Setting up your Python environment with conda

Anaconda, conda and Miniconda

A package manager is a tool for adding (and removing) software packages to your system. These packages can be software libraries (like matplotlib or pandas) that add extra functions to Python, or they can be tools (like jupyter lab or samtools) that can be run as commands on the command line.

The conda package manager was invented by authors from the Anaconda project. Anaconda is a distribution of Python, that is it is a way of packaging the Python language interpret together with a set of tools and software packages to make it more useful. In addition to giving users ways to install additional packages conda allows users to set up environments which are particular combinations of packages.

These environments allow users to install just the packages they need for a particular task. Besides environments, the conda package manager has channels which is collections of packages from a group of authors. Two notable channels are conda-forge and bioconda, which provide general open source packages and packages for bioinformatics respectively.

We will set up our Python using Miniconda, a stripped down version of the Anaconda Python distribution, set up the conda-forge and biopython channels and then set up an environment to run jupyter lab. In doing so we will, in fact, follow the instructions from the bioconda Getting Started guide.

Install Miniconda

Start by opening a terminal (you should have a Bash command line environment set up already) and downloading the Miniconda installer. You can find the Linux installers on this page and MacOS installers here. Please note that WSL2 in Windows is, essentially, Linux and you should use the instructions for Linux.

For Linux, one of these commands should work:

curl -O



The run the downloaded installer with


The installer will ask you a number of questions. If you answer with the defaults it will install in the ~/miniconda3 directory. Please choose the option to run conda init. This adds some code to your ~/.bashrc, a file that is run each time you open a new Bash shell (e.g. when logging in or opening a new terminal). After the installation has finished you should exit your terminal and start a new one so that you have a session with conda activate. You can see a recording of a walkthrough of the installation procedure here. Note that I skipped through the long text of the End User License Agreement by pressing the q key.

Set up channels

As bioinformaticians we are particularly interested in the software available via the bioconda channel. Bioconda is a community project packaging bioinformatics software, maintained by over 500 volunteers from around the world. As of this writing there are over 7000 packages available via bioconda. If you make a bioinformatics tool and want to share it with the world, making a package available through bioconda (and ideally a Galaxy tool wrapper) is an excellent way to share it with the world. Bioconda in turn relies on the conda-forge project. Like bioconda, conda-forge is maintained by an international community of volunteers but instead of focusing on bioinformatics, the project focuses on software of general interest. For example, the commonly used bioinformatics packagesamtools is from bioconda but it depends on the libgompmaths library that is provided by conda-forge.

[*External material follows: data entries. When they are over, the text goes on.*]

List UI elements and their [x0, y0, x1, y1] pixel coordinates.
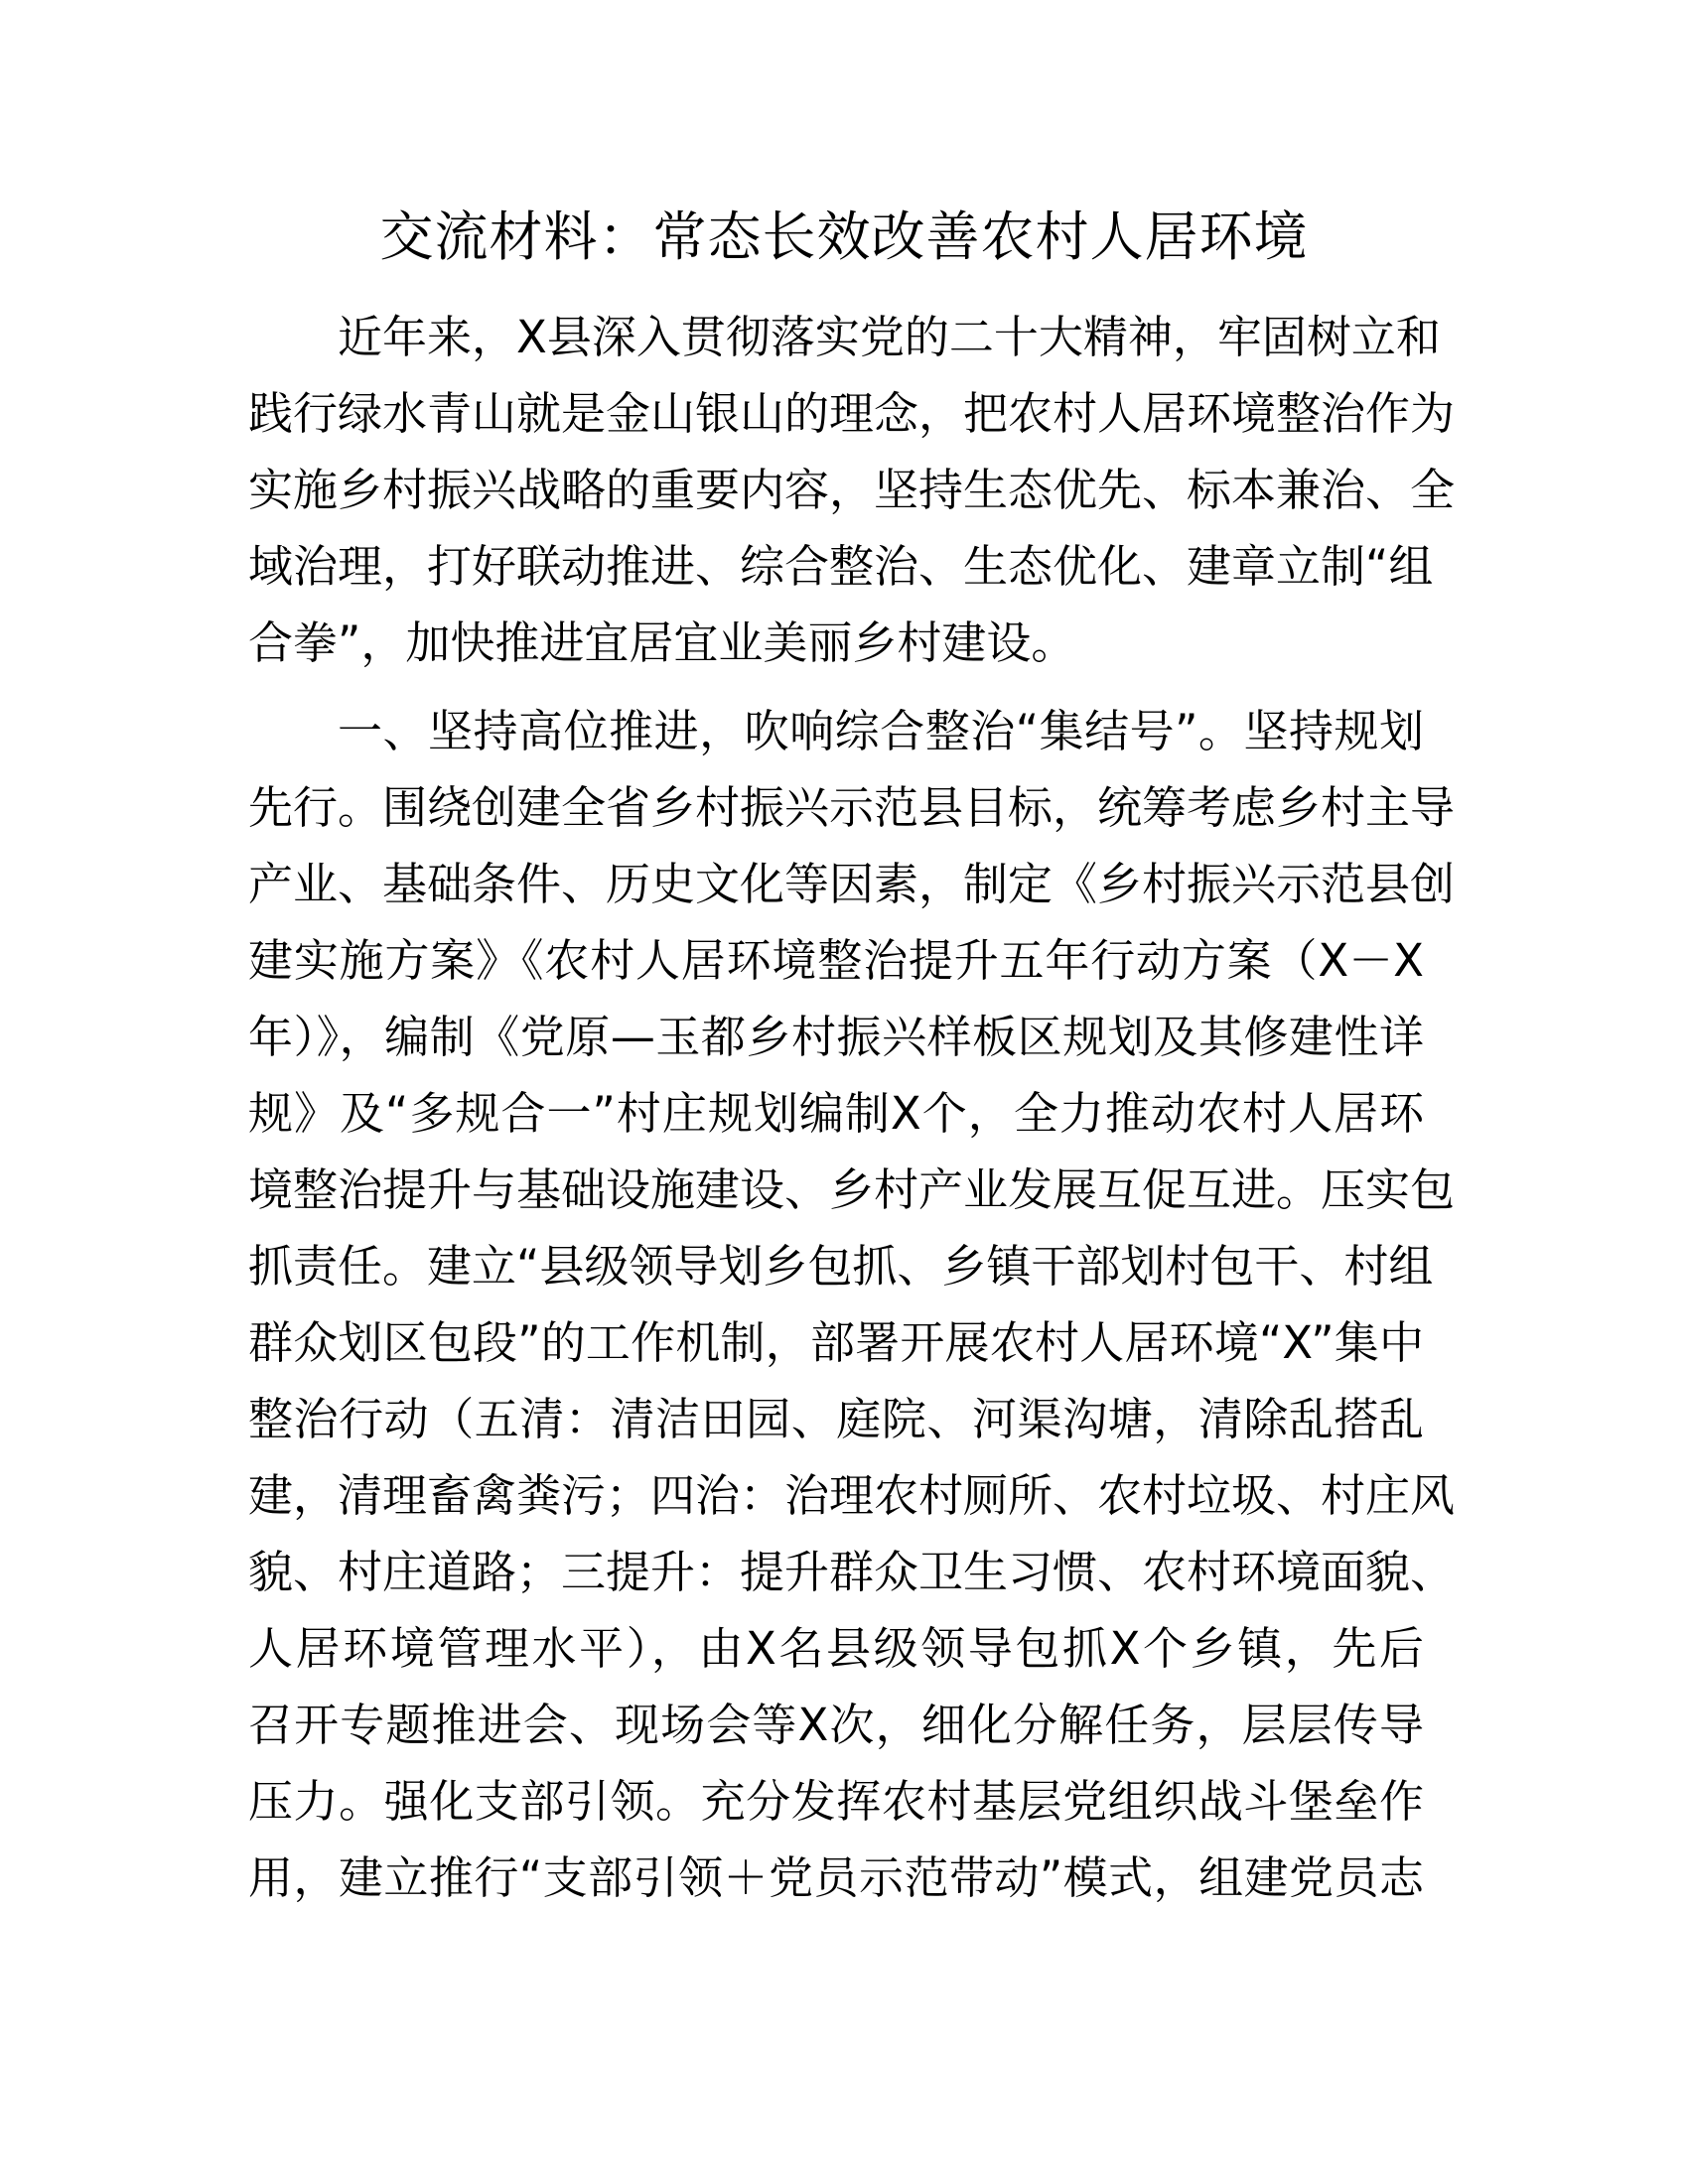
text-line: 一、坚持高位推进，吹响综合整治“集结号”。坚持规划 — [338, 705, 1424, 757]
text-line: 建实施方案》《农村人居环境整治提升五年行动方案（X－X — [248, 934, 1424, 987]
text-line: 召开专题推进会、现场会等X次，细化分解任务，层层传导 — [248, 1699, 1424, 1751]
text-line: 建，清理畜禽粪污；四治：治理农村厕所、农村垃圾、村庄风 — [248, 1469, 1456, 1522]
text-line: 人居环境管理水平），由X名县级领导包抓X个乡镇，先后 — [248, 1622, 1424, 1675]
text-line: 抓责任。建立“县级领导划乡包抓、乡镇干部划村包干、村组 — [248, 1240, 1434, 1293]
paragraph-intro — [248, 299, 1456, 681]
text-line: 实施乡村振兴战略的重要内容，坚持生态优先、标本兼治、全 — [248, 464, 1456, 516]
text-line: 先行。围绕创建全省乡村振兴示范县目标，统筹考虑乡村主导 — [248, 781, 1456, 834]
text-line: 境整治提升与基础设施建设、乡村产业发展互促互进。压实包 — [248, 1163, 1456, 1216]
document-title: 交流材料：常态长效改善农村人居环境 — [379, 205, 1309, 268]
paragraph-section-one — [248, 693, 1456, 1916]
text-line: 规》及“多规合一”村庄规划编制X个，全力推动农村人居环 — [248, 1087, 1424, 1140]
text-line: 合拳”，加快推进宜居宜业美丽乡村建设。 — [248, 616, 1076, 669]
text-line: 整治行动（五清：清洁田园、庭院、河渠沟塘，清除乱搭乱 — [248, 1393, 1424, 1445]
text-line: 压力。强化支部引领。充分发挥农村基层党组织战斗堡垒作 — [248, 1775, 1424, 1828]
text-line: 产业、基础条件、历史文化等因素，制定《乡村振兴示范县创 — [248, 858, 1456, 910]
text-line: 域治理，打好联动推进、综合整治、生态优化、建章立制“组 — [248, 540, 1434, 593]
text-line: 群众划区包段”的工作机制，部署开展农村人居环境“X”集中 — [248, 1316, 1424, 1369]
text-line: 近年来，X县深入贯彻落实党的二十大精神，牢固树立和 — [338, 311, 1441, 363]
text-line: 年）》，编制《党原—玉都乡村振兴样板区规划及其修建性详 — [248, 1011, 1424, 1063]
text-line: 用，建立推行“支部引领＋党员示范带动”模式，组建党员志 — [248, 1851, 1424, 1904]
text-line: 貌、村庄道路；三提升：提升群众卫生习惯、农村环境面貌、 — [248, 1546, 1456, 1598]
text-line: 践行绿水青山就是金山银山的理念，把农村人居环境整治作为 — [248, 387, 1456, 440]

To setup up the channels needed for bioconda support run:

conda config --add channels defaults
conda config --add channels bioconda
conda config --add channels conda-forge

Install the mamba installer and create an environment for jupyter lab

Each software package depends on others. These are its dependencies. Sometimes the same software on one computer might want different and conflicting dependencies. To ensure that dependencies do not clash, conda supports the concept of environment. Using environments allows only the depencies we need for a particular task to be installed.

Computing which depencies are needed is done at install time by conda. Since this can be a time consuming process, installing the mamba installer. Because mamba is generally useful we will install it in the base environment. The base environment (identified by (base) in the command prompt) is the one that you are in when conda starts and in generally you should not install software in the base environment, in order to keep it as simple as possible. Rather use a different environment for each software package you want or each project you are working on.

For our Python exploration we want to use the jupyter lab environment. This is called jupyterlab in the conda package system. To install mamba and then create an environment for our work do:

conda install -y mamba
mamba create -n jupyterlab -y jupyterlab

(the -y flag means go ahead without asking for confirmation from the user)

Activating the environment and starting Jupyter Lab

Now that we have the jupyterlab environment we can activate it with conda activate. We'd want to start Jupyter Lab in a directory where we want to do our work. These commands show how to activate the environment and start Jupyter lab.

conda activate jupyterlab
mkdir ~/Documents/intro_to_python
cd ~/Documents/intro_to_python
jupyter lab

The recording for all the steps from setting up channels to starting jupyter lab is available here. Note that I start jupyter lab in the background (with jupyter lab &). I need to do this to be able to save the recording, you can start with a simple jupyter lab.

Note: After following these instructions, jupyter lab is installed in the jupyterlab environment and you need to activate that each time before using the command. I.e.

conda activate jupyterlab
jupyter lab

And finally note that jupyter lab will open a window in a browser on your computer, so it needs to be run on the computer that you are working on, not (in general) on a remote computer.

Having completed these instructions you are now ready to proceed with learning Python.